I was hoping to find a van because I needed a place to store my stuff during the leave of absence I was about to take from the MIT/WHOI Ph.D. program. I kept breaking bones and concluded that grad school was not healthy for me, so I took the leave to reevaluate my life.
I test drove the van around the block and thought the $800 asking price was reasonable. I offered $500. The seller asserted that it was worth $800. He was right, and I told him so, but I figured it was only worth a $500 gamble for me. He called me back the next day and I paid $500 cash. I filled the van with all my stuff, parked it in the far corner of a campus lot, and flew to Hawaii.
My first job during my leave of absence was with a construction crew in Hawaii. The owner asked what I was qualified to do, and I said I was in a geology Ph.D. program. He said the only work he had for a geologist was digging ditches. I thought he was joking, so I borrowed framing tools and a belt for my first day on the job. At the worksite, the boss looked at my tools, smiled, and gave me a shovel. I got to drive a backhoe a few times.
During my leave of absence, I decided not to continue the Ph.D. program. I’d return to MIT, write up my results, and leave with a Master’s degree. I found the van untouched, all tires flat, but the engine fired right up. I didn’t have any housing, so I spent some nights in the van, but most often I used a credit card to jimmy the lock of my old dorm room, unless my roommate was there, in which case he just let me in.
I started driving west. My dad bought me studded tires in Montana, and I had the brake lines flushed in Oregon. That was the last time the van needed maintenance.
I drove the Alaska-Canada highway in December. The van was too high-volume for the heater, so it was a very cold drive. I wore ski boot liners on my feet and wrapped up in blankets. My dad and grandma had given me jars of jam, fruit, and pickles in Montana, and to prevent them from freezing and exploding, I drove with them inside my jacket.
I met a cute girl who was also driving to Anchorage. She was driving a Subaru and had skis on the rack, which made me happy. I hoped to run into her again, with the intention of asking her to carry my jars, which would then give me an excuse to meet up with her again in Anchorage. Her sister is now engaged to my girlfriend’s brother. That would happen in Alaska.
It was -40 at night, and I watched the northern lights for hours at a time. I wasn’t staying warm enough sleeping in the van, so I splurged on a Bed & Breakfast in Whitehorse. In the morning it took 10 minutes for the van to get warm enough to shift into gear. That was the first time the van was reverse averse.
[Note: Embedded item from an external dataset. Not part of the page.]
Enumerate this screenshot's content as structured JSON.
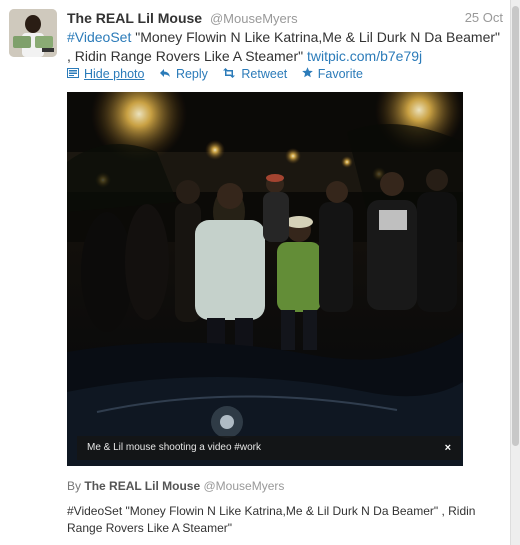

When I arrived in Anchorage and unloaded my stuff, I discovered that the empty van was a death trap on snow and ice. With the motor under the driver/passenger seats and no weight in the back, I couldn’t get any traction. I bought 300 lbs of gravel, left the gravel yard, spun out, and returned for another 100 lbs.
The big issue is clearly the transmission. It used to just take time to warm up: 10 minutes of driving before 3rd gear would kick in, another 5 minutes for 4th gear, and usually reverse by then too. But now it won’t go into reverse, even when warm. The last time I left it running for 20 minutes it wouldn’t go forward either.
I had two keys for the van, but I lost them. Fortunately, any Master Lock key works in the ignition.
The rear hatch never had a key, so I drilled holes through the frame where I could pass my bike U-lock through. Most bike locks will fit.
The turn signal arm will fall out if you pull it too hard. This is purely a mechanical issue, unlike the electrical problem of the Chevy S-10 turn signal. In the Chevy, you had to pull the turn signal and indicate a left-hand turn to get the brights to go on.
It took me months to discover the van’s windshield wiper fluid reservoir. It is above the rear right brake light. You have to be going over 40 mph for the fluid to hit the windshield, otherwise, it just launches up over the van. With practice, you can hit the vehicle behind you.
The van’s value is clearly immeasurable. I once traded a Subaru with a blown head gasket for a pair of skis, but the Subaru could still go in reverse. The van might only be worth some homemade canned goods. I love jam.